但她不過是孫家諸多養女中的一個,至今她連孫家家主也沒見過幾次,卻要一直給三大家族賣命。
尤其是劉家,首輔劉文昌這麼多年不斷地從她這裡吸收銀兩,向來是不主動要,也不拒絕收。但最近幾年她開始示意孫協替自己籌集兵器,也不知道用來幹什麼。
她一直以來就像一個傀儡一樣,前幾日楊思煥被抓進去,劉文昌便來敲打她,那意思就是要和她斷絕關係。
孫協知道,如果有一天,皇帝藉此發難劉文昌,劉文昌那老狐狸一定會把這事完完全全推在她頭上的。
就好像幾年前的盛蘭吾一樣,曾經的盛家不也是這樣嗎?
可這次不僅僅是貪墨,私造兵器,這是謀反的大罪,誅九族,孫家一定會撇的乾乾淨淨,畢竟孫家勢力強大,但孫協的女女孫孫可就遭殃了。

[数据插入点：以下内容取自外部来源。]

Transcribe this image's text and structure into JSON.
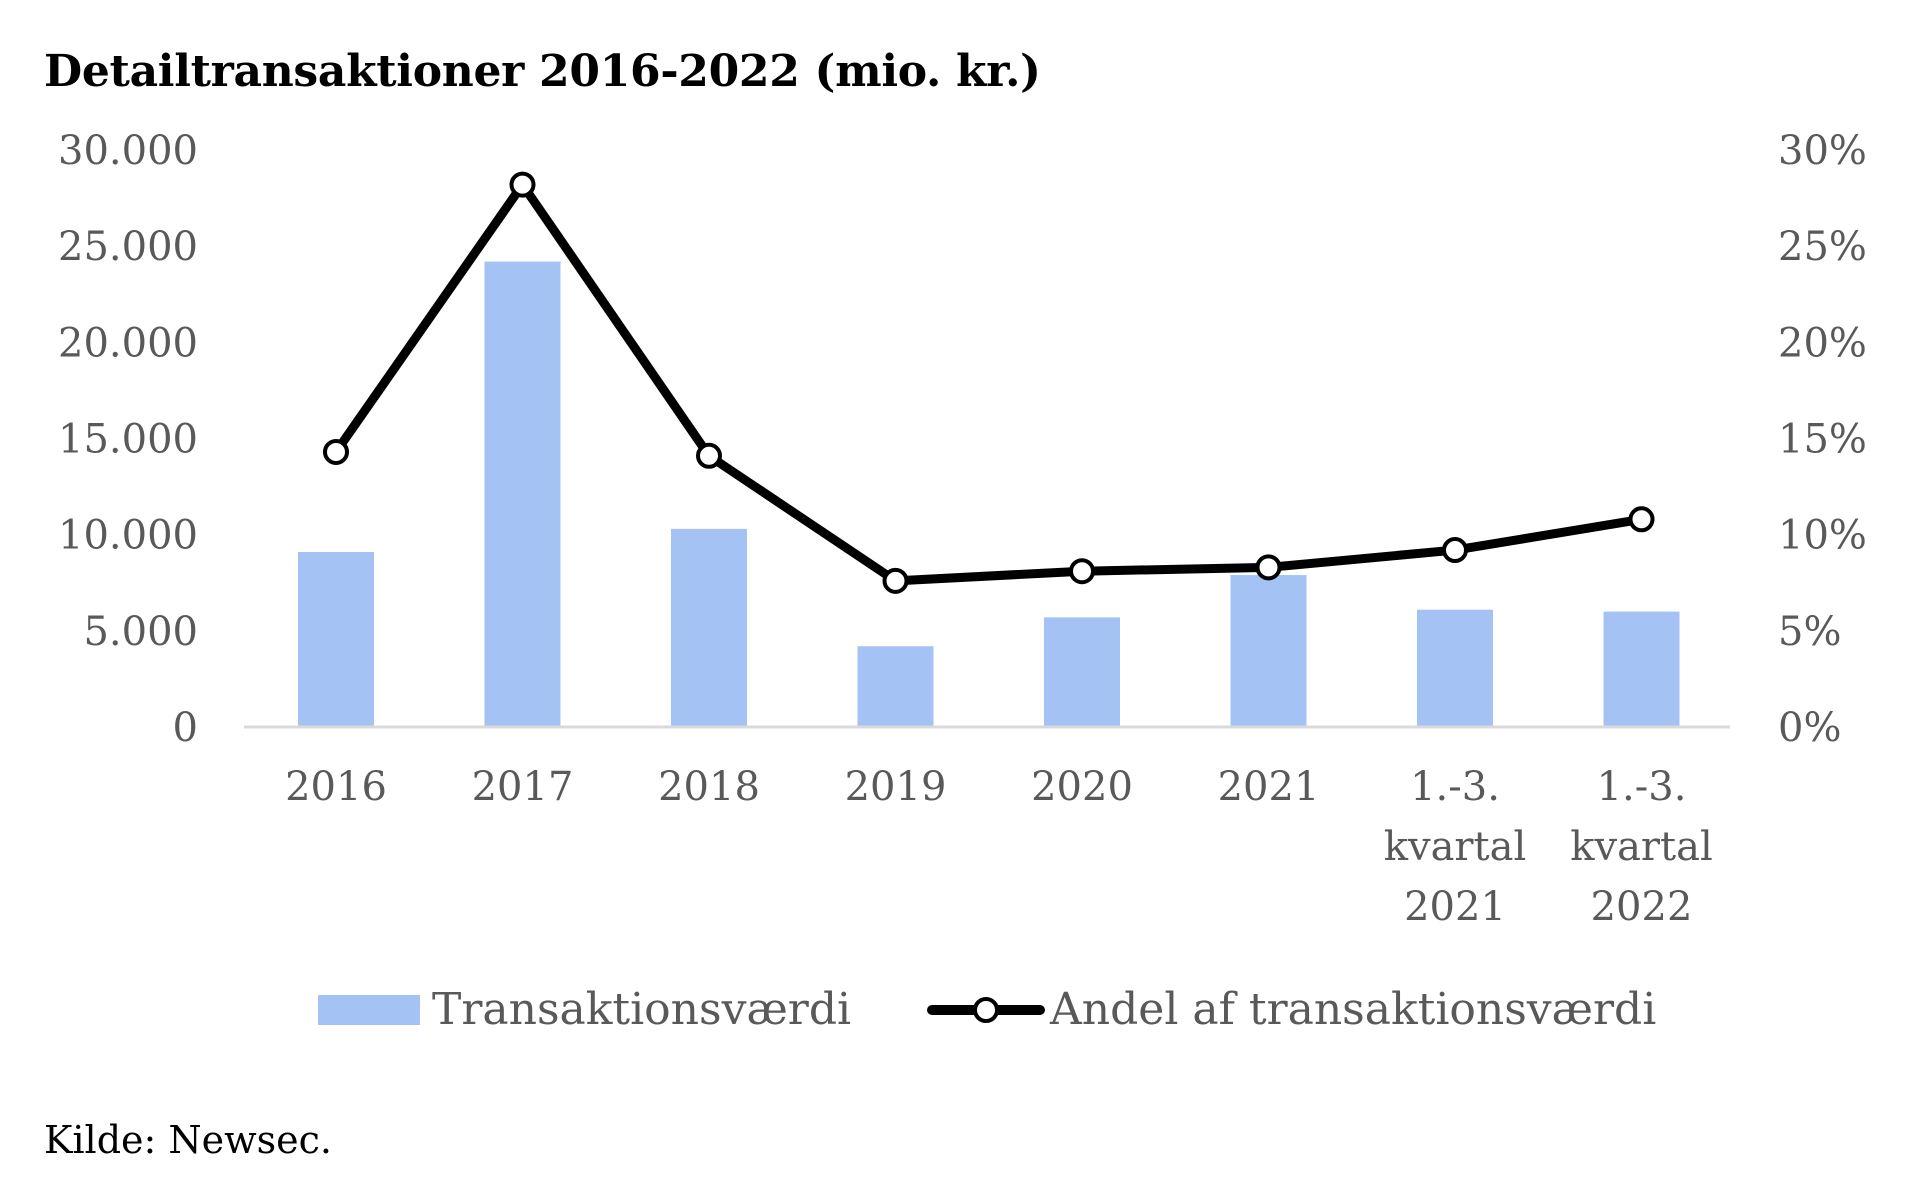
{
  "chart_data": {
    "type": "bar",
    "title": "Detailtransaktioner 2016-2022 (mio. kr.)",
    "categories": [
      [
        "2016"
      ],
      [
        "2017"
      ],
      [
        "2018"
      ],
      [
        "2019"
      ],
      [
        "2020"
      ],
      [
        "2021"
      ],
      [
        "1.-3.",
        "kvartal",
        "2021"
      ],
      [
        "1.-3.",
        "kvartal",
        "2022"
      ]
    ],
    "y_left": {
      "range": [
        0,
        30000
      ],
      "ticks": [
        0,
        5000,
        10000,
        15000,
        20000,
        25000,
        30000
      ],
      "tick_labels": [
        "0",
        "5.000",
        "10.000",
        "15.000",
        "20.000",
        "25.000",
        "30.000"
      ]
    },
    "y_right": {
      "range": [
        0,
        0.3
      ],
      "ticks": [
        0,
        0.05,
        0.1,
        0.15,
        0.2,
        0.25,
        0.3
      ],
      "tick_labels": [
        "0%",
        "5%",
        "10%",
        "15%",
        "20%",
        "25%",
        "30%"
      ]
    },
    "series": [
      {
        "name": "Transaktionsværdi",
        "type": "bar",
        "axis": "left",
        "color": "#a4c2f4",
        "values": [
          9100,
          24200,
          10300,
          4200,
          5700,
          7900,
          6100,
          6000
        ]
      },
      {
        "name": "Andel af transaktionsværdi",
        "type": "line",
        "axis": "right",
        "color": "#000000",
        "marker": "open-circle",
        "values": [
          0.143,
          0.282,
          0.141,
          0.076,
          0.081,
          0.083,
          0.092,
          0.108
        ]
      }
    ],
    "grid": false,
    "legend_position": "bottom"
  },
  "footer": {
    "source": "Kilde: Newsec."
  }
}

孫協不大確定何時會到那一步,但可以肯定的是,那一天早晚都會來。
今日之事就是一個暗示,她思來想去,大約猜出皇帝的意思。
早在孫協還是翰林院侍讀時,那時朱承啟才入東宮,因她的儲君身份,旁的小皇子皇女都離他遠遠的,嬉戲打鬧也避著他,生怕不小心得罪這個將來的帝王。
兄弟姊妹一夜之間都疏遠了小朱承啟,他只是遠遠地看著她們玩,孫協總能看到那瘦小的背影杵在東宮書房的書案前。
後來他就這麼孤孤單單長大了,孫協知道,那樣長大的皇帝,便是再單純也單純不到哪裡去。
不出所料,小太女如今已然變成威嚴的帝王,果不出所料,他登基那日便給內閣來了個下馬威。
孫協想,今日皇帝大概是想給她機會,叫她自己坦白錯誤,如若不然,他也不會等到現在也沒行動。
而她孫協在皇帝面前,不過是個微不足道的小人物,皇帝這樣做的目的何在呢?
孫協思來想去才推敲出一絲頭緒。皇帝這是要拉首輔下水。
這時候孫歡好像做了什麼噩夢,小手小胳膊一陣劃拉,悶哼了幾聲,翻了個身又睡著了。
孫協吹滅燭火,無論如何,她自始至終都是棋子,早晚都要被丟,為何不在她還有利用價值時撈取最後的利益呢?